Ciò in definitiva ha influenzato lo stesso Pd attuale. Il vecchio centrosinistra (quello della Seconda Repubblica) invece non ha disdegnato di utilizzare lo strumento militare, come si è visto nei Balcani, quasi come un modo di dimostrare di essere “cresciuto” e di aver capito il nuovo mondo in cui stava. Una specie di sdoganamento nei confronti del vincolo atlantico esterno, una sindrome di cui il Pd ancora oggi non si libera. Ciò ha creato profonde spaccature interne alla sinistra e anche con il mondo cattolico (non solo quello progressista), e ha spinto molti elettori all’astensionismo o verso il M5s.
LaviadelcampolargoègiustaTali fratture rimangono, si stanno riproponendo nella relazione con i Cinque stelle e andranno sciolte. In sintesi: se su politica estera e di sicurezza il centrodestra deve ritrovare l’ambizione di un’autonoma iniziativa politica nel nostro estero vicino (almeno Mediterraneo, Medio Oriente, Balcani e Africa nord-saheliana), la nuova alleanza del campo largo deve fare molta più strada.
Si tratta cioè di elaborare una nuova visione di politica estera e di sicurezza al passo coi tempi, svincolata dalla ripetizione degli schemi di ieri e in un mondo frammentato e contradditorio. Sulla deglobalizzazione il centrodestra ha qualche difficoltà in più: il reshoring o friendshoring lo favorirebbe a patto di abbandonare (o riformare del tutto) la vecchia politica sovranista con le sue tentazioni autarchiche.

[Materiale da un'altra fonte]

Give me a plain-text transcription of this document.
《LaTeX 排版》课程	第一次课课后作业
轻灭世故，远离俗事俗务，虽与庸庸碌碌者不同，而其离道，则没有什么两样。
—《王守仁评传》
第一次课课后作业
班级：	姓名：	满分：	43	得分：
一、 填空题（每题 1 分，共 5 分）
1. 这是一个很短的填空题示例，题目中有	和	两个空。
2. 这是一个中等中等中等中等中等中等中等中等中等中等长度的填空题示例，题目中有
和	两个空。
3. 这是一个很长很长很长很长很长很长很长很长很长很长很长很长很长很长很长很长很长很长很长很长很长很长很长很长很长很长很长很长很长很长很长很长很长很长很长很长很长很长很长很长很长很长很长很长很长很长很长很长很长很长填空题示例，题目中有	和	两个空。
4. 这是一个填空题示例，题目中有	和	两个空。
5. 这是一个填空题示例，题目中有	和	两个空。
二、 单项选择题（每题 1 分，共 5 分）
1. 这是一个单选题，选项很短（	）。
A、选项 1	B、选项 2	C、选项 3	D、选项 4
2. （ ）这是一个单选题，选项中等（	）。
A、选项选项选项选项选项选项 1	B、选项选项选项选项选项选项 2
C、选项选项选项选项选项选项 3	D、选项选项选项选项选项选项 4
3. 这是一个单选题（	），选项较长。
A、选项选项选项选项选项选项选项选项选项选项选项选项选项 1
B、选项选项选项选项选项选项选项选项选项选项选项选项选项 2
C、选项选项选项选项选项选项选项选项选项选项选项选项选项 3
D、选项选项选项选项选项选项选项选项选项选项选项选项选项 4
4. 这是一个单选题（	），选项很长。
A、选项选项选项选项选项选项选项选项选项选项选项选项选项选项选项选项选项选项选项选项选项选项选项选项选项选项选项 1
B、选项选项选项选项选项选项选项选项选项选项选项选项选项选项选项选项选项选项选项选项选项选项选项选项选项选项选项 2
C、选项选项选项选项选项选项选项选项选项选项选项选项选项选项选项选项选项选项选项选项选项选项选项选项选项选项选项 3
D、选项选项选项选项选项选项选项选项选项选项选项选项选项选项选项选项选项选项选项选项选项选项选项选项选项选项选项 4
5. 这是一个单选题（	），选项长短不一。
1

Si pensi soltanto alla difficile relazione con la Francia, con continui balletti e bisticci anche sul piano economico, quando invece una forte alleanza tra i due sistemi industriali favorirebbe entrambi anche dal punto di vista tecnologico e della ricerca. Lo stesso si può dire della Germania. La nuova alleanza attorno al Pd-M5s avrebbe invece su tale tema una strada più libera: un mondo fluido, in cui alleanze economico-finanziarie si legano e si disfano con molta facilità, e in cui si possono creare legami anche paradossali ma efficaci.
Ciò faciliterebbe un’economia estroversa come la nostra, basata su accordi di esportazione e su joint venture congiunte all’estero o di presenza in nuovi terreni. Molto di quanto detto dipende dal rapporto tra Italia e Stati Uniti. Su tale delicata questione le due coalizioni devono stabilire delle nuove linee rosse (tra lealtà e autonomia), possedendo entrambe fragilità interne: da una parte i filorussi (e filoautoritari) del centrodestra; dall’altra la posizione indefinita del M5s. In tale schema binario non trova spazio – per ora – un “terzo polo” centrista, malgrado i notevoli sforzi fatti.
La polarizzazione
Resta da definire il livello di polarizzazione delle coalizioni. Nel centrodestra la resilienza di Forza Italia (merito della tessitura di Antonio Tajani) ha riequilibrato le intemerate della Lega salviniana ed è stata funzionale al tentativo della premier Giorgia Meloni di “normalizzare” Fratelli d’Italia allontanandosi dalle punte sovraniste ed euroscettiche.
Nella coalizione opposta invece è ancora tutto da fare: all’interno sia del Pd che del M5s permangono spinte radicali su varie politiche. Ciò spiega le difficoltà della coalizione nell’allargarsi ad Azione e/o Italia viva, queste ultime entrambe tentate dal centrodestra se non fosse per il timore di essere fagocitate da una rediviva Forza Italia (fallita l’ambizione di assorbirla loro).
A parte la ricerca di spazio al centro – ora difficile ma che prima o poi riuscirà – una minore eccitazione polarizzante potrebbe permettere alcune politiche bipartisan basate sull’interesse nazionale, ad esempio in politica estera o per ciò che riguarda lo sviluppo dell’Africa.